Like Smith, Huang said the recent proposed change isn't enough. “There might be some political changes. However, if you want to see substantial change, you'll probably wait for a long time.”

The mother said that “pressure” from U.S. and Western nations “will be helpful” in making real change, but her “ultimate goal is abolishing the family planning policy.”

“Even if you abolish the One-Child Policy, however, the existence of the family planning policy — if you have more than two children, then those women are still going to be subjected to forced abortion.”

While many U.S. politicians have spoken out against China's coercive policies, including then-Senator Hillary Clinton in 2005, federal tax dollars have continued to fund the family planning program through the United Nations Population Fund. Vice President Joe Biden told Chinese officials in 2011 that he would not “second-guess” the One-Child Policy.

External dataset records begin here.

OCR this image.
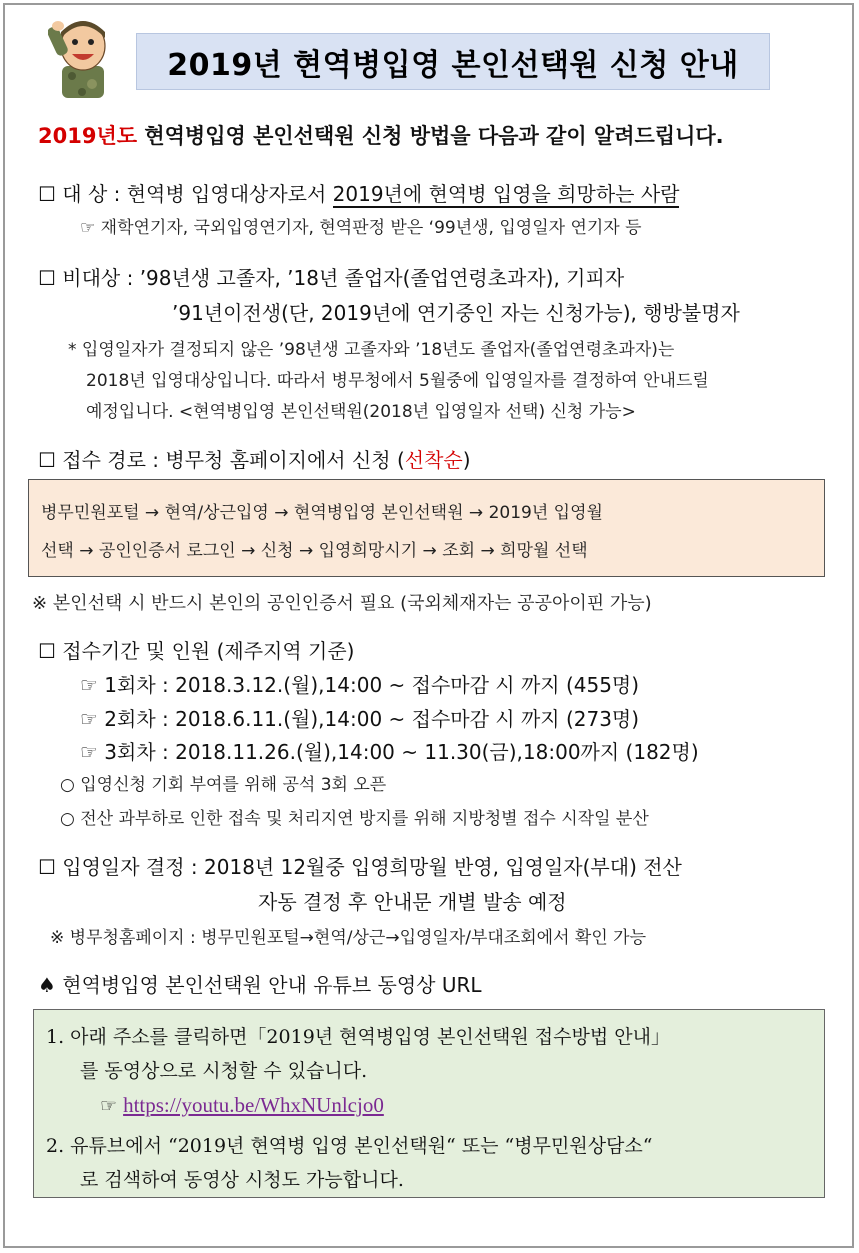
2019년 현역병입영 본인선택원 신청 안내
2019년도 현역병입영 본인선택원 신청 방법을 다음과 같이 알려드립니다.
☐ 대 상 : 현역병 입영대상자로서 2019년에 현역병 입영을 희망하는 사람
☞ 재학연기자, 국외입영연기자, 현역판정 받은 ‘99년생, 입영일자 연기자 등
☐ 비대상 : ’98년생 고졸자, ’18년 졸업자(졸업연령초과자), 기피자
’91년이전생(단, 2019년에 연기중인 자는 신청가능), 행방불명자
* 입영일자가 결정되지 않은 ’98년생 고졸자와 ’18년도 졸업자(졸업연령초과자)는
2018년 입영대상입니다. 따라서 병무청에서 5월중에 입영일자를 결정하여 안내드릴
예정입니다. <현역병입영 본인선택원(2018년 입영일자 선택) 신청 가능>
☐ 접수 경로 : 병무청 홈페이지에서 신청 (선착순)
병무민원포털 → 현역/상근입영 → 현역병입영 본인선택원 → 2019년 입영월
선택 → 공인인증서 로그인 → 신청 → 입영희망시기 → 조회 → 희망월 선택
※ 본인선택 시 반드시 본인의 공인인증서 필요 (국외체재자는 공공아이핀 가능)
☐ 접수기간 및 인원 (제주지역 기준)
☞ 1회차 : 2018.3.12.(월),14:00 ~ 접수마감 시 까지 (455명)
☞ 2회차 : 2018.6.11.(월),14:00 ~ 접수마감 시 까지 (273명)
☞ 3회차 : 2018.11.26.(월),14:00 ~ 11.30(금),18:00까지 (182명)
○ 입영신청 기회 부여를 위해 공석 3회 오픈
○ 전산 과부하로 인한 접속 및 처리지연 방지를 위해 지방청별 접수 시작일 분산
☐ 입영일자 결정 : 2018년 12월중 입영희망월 반영, 입영일자(부대) 전산
자동 결정 후 안내문 개별 발송 예정
※ 병무청홈페이지 : 병무민원포털→현역/상근→입영일자/부대조회에서 확인 가능
♠ 현역병입영 본인선택원 안내 유튜브 동영상 URL
1. 아래 주소를 클릭하면「2019년 현역병입영 본인선택원 접수방법 안내」
를 동영상으로 시청할 수 있습니다.
☞ https://youtu.be/WhxNUnlcjo0
2. 유튜브에서 “2019년 현역병 입영 본인선택원“ 또는 “병무민원상담소“
로 검색하여 동영상 시청도 가능합니다.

“The hearing went very well, attended by both Republican and Democratic Members,” China Aid Vice President Kody Kness told LifeSiteNews. “[Democratic] Congressman Ted Lieu remarked on the importance of the hearing to address the Two-Child Policy, noting that 'China's One-Child Policy was a disaster.'”

Many of the atrocities of the Chinese policies opposed by Huang have come to light thanks to another pro-life advocate – blind attorney Chen Guangcheng. Tortured by the Communist regime, and with his family threatened, Chen came to the U.S. in 2012. Since then, he has raised awareness of the abuses done to women and families, describing his native country's government as “many times more dangerous than…terrorist groups.”